CNJ ESTÁ REALIZANDO UMA FAXINA NA JUSTIÇA BRASILEIRA

Imperdível a entrevista com o corregedor do Conselho Nacional de Justiça (CNJ), advogado Gilson Dipp, que afirma viver 'um misto de orgulho e estupefação' diante das mazelas com as quais tem sido obrigado a conviver, desde que passou a inspecionar tribunais Brasil afora. O ministro descortinou um festival de nepotismo, clientelismo, patrimonialismo, corrupção e desvios de conduta generalizados

Limpeza na Justiça

Leandro Fortes
Revista Carta Capítal

Responsável pela mais importante ofensiva moralizadora conduzida, até hoje, nas entranhas do Judiciário brasileiro, o advogado Gilson Dipp, de 64 anos, vive um misto de orgulho e estupefação diante das mazelas com as quais tem sido obrigado a conviver. Ministro do Superior Tribunal de Justiça desde 1998, Dipp foi empossado como corregedor do Conselho Nacional de Justiça (CNJ) em setembro de 2008. A partir de então não deu trégua aos tribunais estaduais de Justiça. À frente de uma caravana que inspecionou, em um ano, dez desses tribunais, o ministro descortinou um festival de nepotismo, clientelismo, patrimonialismo, corrupção e desvios de conduta generalizados. Inaugurou, nessas viagens, uma política de audiências públicas em que, perante juízes e desembargadores, muitos deles sob suspeita, cidadãos puderam denunciar fraudes e reclamar do atendimento e das decisões.

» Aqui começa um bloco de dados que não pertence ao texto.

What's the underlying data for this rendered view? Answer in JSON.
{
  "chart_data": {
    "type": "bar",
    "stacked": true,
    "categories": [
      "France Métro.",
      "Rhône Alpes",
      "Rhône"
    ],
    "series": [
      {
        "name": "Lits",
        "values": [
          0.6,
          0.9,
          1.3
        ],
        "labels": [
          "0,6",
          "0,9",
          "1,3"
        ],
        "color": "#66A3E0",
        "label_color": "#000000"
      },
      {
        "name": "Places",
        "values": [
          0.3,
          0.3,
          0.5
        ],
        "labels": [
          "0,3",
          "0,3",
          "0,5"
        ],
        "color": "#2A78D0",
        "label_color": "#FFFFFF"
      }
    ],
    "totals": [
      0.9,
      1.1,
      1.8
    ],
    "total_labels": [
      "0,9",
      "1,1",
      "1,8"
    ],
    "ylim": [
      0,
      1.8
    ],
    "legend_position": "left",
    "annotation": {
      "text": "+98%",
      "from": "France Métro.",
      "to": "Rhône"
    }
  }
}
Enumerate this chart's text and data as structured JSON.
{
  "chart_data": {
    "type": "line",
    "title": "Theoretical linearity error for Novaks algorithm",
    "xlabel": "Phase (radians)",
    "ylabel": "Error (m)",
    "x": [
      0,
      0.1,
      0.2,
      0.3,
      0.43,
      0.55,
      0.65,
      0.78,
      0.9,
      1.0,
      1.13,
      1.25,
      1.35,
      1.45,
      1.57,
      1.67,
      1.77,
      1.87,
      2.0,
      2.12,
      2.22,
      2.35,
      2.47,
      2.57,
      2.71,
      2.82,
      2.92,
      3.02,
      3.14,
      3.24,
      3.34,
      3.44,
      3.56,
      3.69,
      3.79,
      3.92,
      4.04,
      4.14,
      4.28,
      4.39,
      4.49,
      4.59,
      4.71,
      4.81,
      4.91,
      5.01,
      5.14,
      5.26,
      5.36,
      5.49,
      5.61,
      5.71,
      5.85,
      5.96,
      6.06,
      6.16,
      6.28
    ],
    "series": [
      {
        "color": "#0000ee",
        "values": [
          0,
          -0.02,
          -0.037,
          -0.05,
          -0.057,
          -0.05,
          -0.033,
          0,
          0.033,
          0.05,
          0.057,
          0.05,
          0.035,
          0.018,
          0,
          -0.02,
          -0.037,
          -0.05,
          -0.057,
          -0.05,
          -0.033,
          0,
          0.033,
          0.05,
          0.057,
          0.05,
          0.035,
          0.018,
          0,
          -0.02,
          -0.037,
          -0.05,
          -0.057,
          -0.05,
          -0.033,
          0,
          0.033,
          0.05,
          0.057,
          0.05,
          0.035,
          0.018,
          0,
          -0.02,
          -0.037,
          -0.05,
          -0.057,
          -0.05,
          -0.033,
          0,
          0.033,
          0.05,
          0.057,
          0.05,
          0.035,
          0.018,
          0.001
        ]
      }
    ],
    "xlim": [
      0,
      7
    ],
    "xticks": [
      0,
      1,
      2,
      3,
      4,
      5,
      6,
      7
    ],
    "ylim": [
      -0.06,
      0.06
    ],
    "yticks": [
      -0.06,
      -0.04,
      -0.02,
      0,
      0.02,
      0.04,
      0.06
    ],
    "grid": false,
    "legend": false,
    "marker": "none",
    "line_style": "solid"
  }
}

Gaúcho de Passo Fundo, Dipp foi escolhido pelo ministro Gilmar Mendes, presidente do Supremo Tribunal Federal e também do CNJ, para realizar um minucioso diagnóstico das unidades de ponto do Judiciário e, finalmente, apresentar soluções para dois dos mais antigos e injustos vícios da vida republicana brasileira, a morosidade e a inépcia da Justiça. Cercado de meia dúzia de auxiliares, o ministro botou o pé na estrada e conseguiu colocar alguma ordem na bagunça. Com o apoio dos conselheiros do CNJ, afastou juízes e desembargadores acusados de irregularidades. Comanda ainda um mutirão para desafogar os cárceres brasileiros e as prateleiras dos tribunais, a chamada Meta 2, uma tentativa de julgar até o fim do ano cerca de 5 milhões de processos ajuizados até 31 de dezembro de 2005. Deve conseguir julgar, no máximo, 2 milhões.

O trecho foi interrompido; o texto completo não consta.